The Directors, having made enquiries, believe that the Group has adequate resources to continue in operation for the foreseeable future and that it is appropriate to continue to adopt the going concern basis in preparing the financial statements.
There have been no events requiring disclosure between the balance sheet date and the date on which the financial statements were approved.
The Directors believe that they have complied with the requirements of Sections 281 to 285 of the Companies Act 2014, with regard to the obligation to keep adequate accounting records, by employing accounting personnel with appropriate expertise and by providing adequate resources to the finance function. The accounting records are kept at the Group’s registered office, Main Street, Newbridge, Co Kildare, W12 XR59.

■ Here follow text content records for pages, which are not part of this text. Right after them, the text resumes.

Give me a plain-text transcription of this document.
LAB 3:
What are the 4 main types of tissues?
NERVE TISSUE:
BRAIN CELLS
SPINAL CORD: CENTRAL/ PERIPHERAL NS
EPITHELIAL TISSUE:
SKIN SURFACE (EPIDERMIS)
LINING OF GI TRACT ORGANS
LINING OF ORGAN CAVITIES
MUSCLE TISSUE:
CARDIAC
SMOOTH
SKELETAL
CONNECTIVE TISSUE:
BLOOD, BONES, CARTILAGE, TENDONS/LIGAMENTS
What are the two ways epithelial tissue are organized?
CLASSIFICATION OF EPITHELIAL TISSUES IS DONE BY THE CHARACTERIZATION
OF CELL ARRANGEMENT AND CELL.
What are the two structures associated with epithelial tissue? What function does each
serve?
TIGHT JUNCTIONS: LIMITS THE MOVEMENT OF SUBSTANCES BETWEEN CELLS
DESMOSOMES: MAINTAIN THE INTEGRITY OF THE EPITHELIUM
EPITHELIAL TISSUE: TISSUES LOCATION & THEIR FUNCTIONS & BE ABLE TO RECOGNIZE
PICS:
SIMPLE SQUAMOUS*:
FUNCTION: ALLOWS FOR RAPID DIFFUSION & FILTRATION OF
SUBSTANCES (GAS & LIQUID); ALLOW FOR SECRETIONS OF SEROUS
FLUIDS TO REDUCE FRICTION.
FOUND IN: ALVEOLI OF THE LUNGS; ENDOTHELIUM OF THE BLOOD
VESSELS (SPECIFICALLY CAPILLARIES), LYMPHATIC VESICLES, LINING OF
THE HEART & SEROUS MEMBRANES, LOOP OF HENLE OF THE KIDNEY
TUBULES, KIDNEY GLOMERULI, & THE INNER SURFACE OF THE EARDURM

The Directors acknowledge their responsibility for ensuring compliance, in all material respects, with the provisions of the Prompt Payments of Accounts Act 1997, the European Communities (Late Payment in Commercial Transactions) Regulations 2002 and the European Communities (Late Payment in Commercial Transactions) Regulations 2012 – 2016 (the “Regulations”). Procedures have been implemented to identify the dates upon which invoices fall due for payment and to ensure that payments are made by such dates. Such procedures provide reasonable but not absolute assurance against material non-compliance with the Regulations. The Directors are satisfied that Bord na Móna plc has complied in all material respects with the relevant requirements of the Regulations in relation to external supplier payments within the EU. In 2015, the Government launched the Prompt Payment Code of Conduct and Bord na Móna is a signatory to this code and undertakes to pay suppliers within agreed terms.
Details of the Group’s principal operating subsidiaries (including overseas branches) and partnerships are set out in note 24 of the financial statements the Annual Report 2020.
The Group’s strategy on research and development and the costs incurred during the year are set out in the Chief Financial Officer’s review of the Annual Report.
The Board made no political donations during the year (FY19: €nil).
In accordance with Section 383(2) of ‘the Act’, the auditor KPMG, Chartered Accountants, who were re-appointed in January 2018, will continue in office.